Le lendemain matin, choisie parmi 1000 esclaves par Pierre David, fils d’un directeur de la Compagnie et gouverneur de la colonie du Sénégal, Niama est jetée dans les cales du vaisseau [peut-être alors « la Favorite »],
Voici le témoignage du gouverneur qui a organisé « la Grande Traite au Galaam » :
« Mon premier soin, le lendemain, fut d’ordonner la prompte expédition du vaisseau la Favorite qui s’était rendu au Sénégal le 28 septembre.

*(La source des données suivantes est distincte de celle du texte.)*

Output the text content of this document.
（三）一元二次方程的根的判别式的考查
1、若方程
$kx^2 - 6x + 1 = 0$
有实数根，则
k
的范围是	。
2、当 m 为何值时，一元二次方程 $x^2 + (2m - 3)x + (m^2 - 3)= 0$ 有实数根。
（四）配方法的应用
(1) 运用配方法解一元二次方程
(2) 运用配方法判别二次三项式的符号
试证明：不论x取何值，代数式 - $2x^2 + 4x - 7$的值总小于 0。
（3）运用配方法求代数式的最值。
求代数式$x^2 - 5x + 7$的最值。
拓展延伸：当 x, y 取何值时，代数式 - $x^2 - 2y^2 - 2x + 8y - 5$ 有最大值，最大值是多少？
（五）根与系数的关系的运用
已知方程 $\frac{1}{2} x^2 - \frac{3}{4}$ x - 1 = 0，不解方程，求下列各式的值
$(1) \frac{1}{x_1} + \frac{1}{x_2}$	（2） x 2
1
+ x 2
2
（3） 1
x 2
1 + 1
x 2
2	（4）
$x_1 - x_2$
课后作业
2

Je fis donner à ce vaisseau le choix des noirs que avions choisi en Galaam et le renvoyait à Gorée monter ses pièces, faire son eau et y compléter son chargement de 450 têtes. »

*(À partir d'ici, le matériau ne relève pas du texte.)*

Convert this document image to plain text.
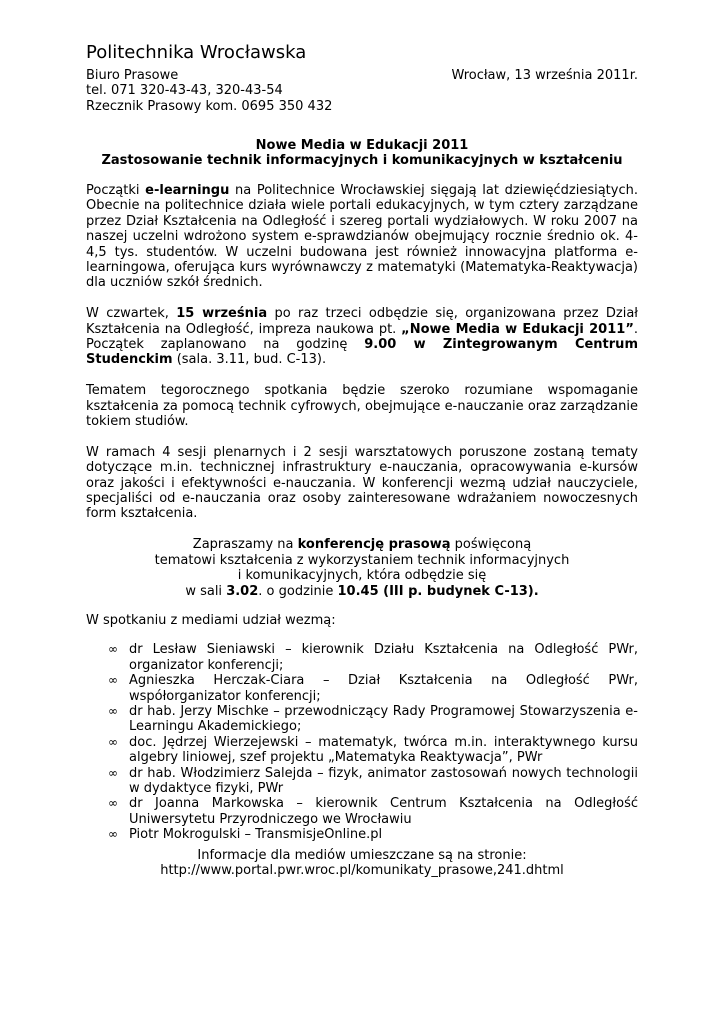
Politechnika Wrocławska
Biuro Prasowe	Wrocław, 13 września 2011r.
tel. 071 320-43-43, 320-43-54
Rzecznik Prasowy kom. 0695 350 432
Nowe Media w Edukacji 2011
Zastosowanie technik informacyjnych i komunikacyjnych w kształceniu

Początki e-learningu na Politechnice Wrocławskiej sięgają lat dziewięćdziesiątych. Obecnie na politechnice działa wiele portali edukacyjnych, w tym cztery zarządzane przez Dział Kształcenia na Odległość i szereg portali wydziałowych. W roku 2007 na naszej uczelni wdrożono system e-sprawdzianów obejmujący rocznie średnio ok. 4-4,5 tys. studentów. W uczelni budowana jest również innowacyjna platforma e-learningowa, oferująca kurs wyrównawczy z matematyki (Matematyka-Reaktywacja) dla uczniów szkół średnich.

W czwartek, 15 września po raz trzeci odbędzie się, organizowana przez Dział Kształcenia na Odległość, impreza naukowa pt. „Nowe Media w Edukacji 2011”. Początek zaplanowano na godzinę 9.00 w Zintegrowanym Centrum Studenckim (sala. 3.11, bud. C-13).

Tematem tegorocznego spotkania będzie szeroko rozumiane wspomaganie kształcenia za pomocą technik cyfrowych, obejmujące e-nauczanie oraz zarządzanie tokiem studiów.

W ramach 4 sesji plenarnych i 2 sesji warsztatowych poruszone zostaną tematy dotyczące m.in. technicznej infrastruktury e-nauczania, opracowywania e-kursów oraz jakości i efektywności e-nauczania. W konferencji wezmą udział nauczyciele, specjaliści od e-nauczania oraz osoby zainteresowane wdrażaniem nowoczesnych form kształcenia.

Zapraszamy na konferencję prasową poświęconą
tematowi kształcenia z wykorzystaniem technik informacyjnych
i komunikacyjnych, która odbędzie się
w sali 3.02. o godzinie 10.45 (III p. budynek C-13).
W spotkaniu z mediami udział wezmą:
∞ dr Lesław Sieniawski – kierownik Działu Kształcenia na Odległość PWr, organizator konferencji;
∞ Agnieszka Herczak-Ciara – Dział Kształcenia na Odległość PWr, współorganizator konferencji;
∞ dr hab. Jerzy Mischke – przewodniczący Rady Programowej Stowarzyszenia e-Learningu Akademickiego;
∞ doc. Jędrzej Wierzejewski – matematyk, twórca m.in. interaktywnego kursu algebry liniowej, szef projektu „Matematyka Reaktywacja”, PWr
∞ dr hab. Włodzimierz Salejda – fizyk, animator zastosowań nowych technologii w dydaktyce fizyki, PWr
∞ dr Joanna Markowska – kierownik Centrum Kształcenia na Odległość Uniwersytetu Przyrodniczego we Wrocławiu
∞ Piotr Mokrogulski – TransmisjeOnline.pl
Informacje dla mediów umieszczane są na stronie:
http://www.portal.pwr.wroc.pl/komunikaty_prasowe,241.dhtml
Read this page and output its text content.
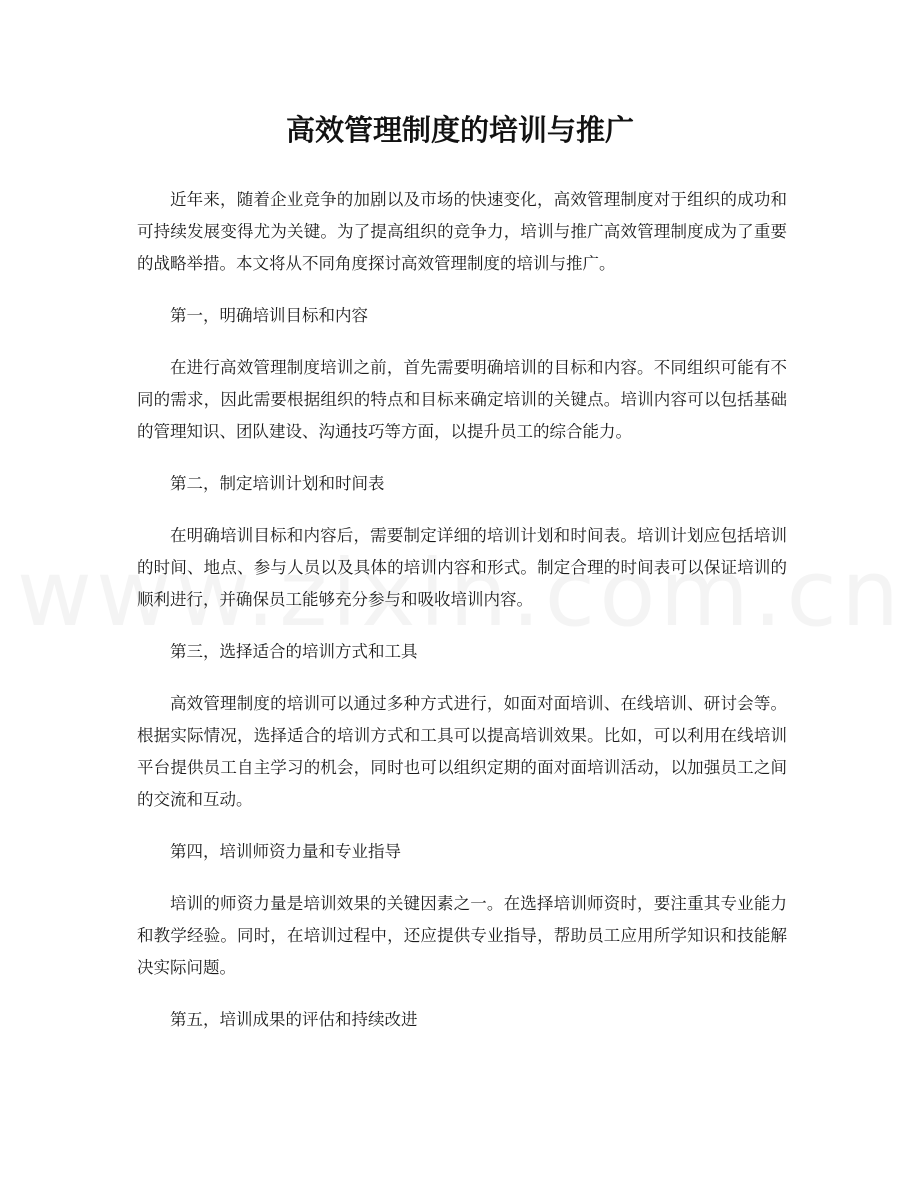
高效管理制度的培训与推广

近年来，随着企业竞争的加剧以及市场的快速变化，高效管理制度对于组织的成功和可持续发展变得尤为关键。为了提高组织的竞争力，培训与推广高效管理制度成为了重要的战略举措。本文将从不同角度探讨高效管理制度的培训与推广。

第一，明确培训目标和内容

在进行高效管理制度培训之前，首先需要明确培训的目标和内容。不同组织可能有不同的需求，因此需要根据组织的特点和目标来确定培训的关键点。培训内容可以包括基础的管理知识、团队建设、沟通技巧等方面，以提升员工的综合能力。

第二，制定培训计划和时间表

在明确培训目标和内容后，需要制定详细的培训计划和时间表。培训计划应包括培训的时间、地点、参与人员以及具体的培训内容和形式。制定合理的时间表可以保证培训的顺利进行，并确保员工能够充分参与和吸收培训内容。

第三，选择适合的培训方式和工具

高效管理制度的培训可以通过多种方式进行，如面对面培训、在线培训、研讨会等。根据实际情况，选择适合的培训方式和工具可以提高培训效果。比如，可以利用在线培训平台提供员工自主学习的机会，同时也可以组织定期的面对面培训活动，以加强员工之间的交流和互动。

第四，培训师资力量和专业指导

培训的师资力量是培训效果的关键因素之一。在选择培训师资时，要注重其专业能力和教学经验。同时，在培训过程中，还应提供专业指导，帮助员工应用所学知识和技能解决实际问题。

第五，培训成果的评估和持续改进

« Esclave de la Compagnie » au service de Pierre David, à Saint-Louis (actuelle île de La Réunion), Niama, de confession musulmane, doit se convertir au catholicisme et apprendre le français, comme l’exige la loi :
« Tous les esclaves introduits dans les îles Bourbon, de France et autres établissements voisins doivent être instruits dans la religion catholique, apostolique et romaine et baptisés, à peine d’amende arbitraire. »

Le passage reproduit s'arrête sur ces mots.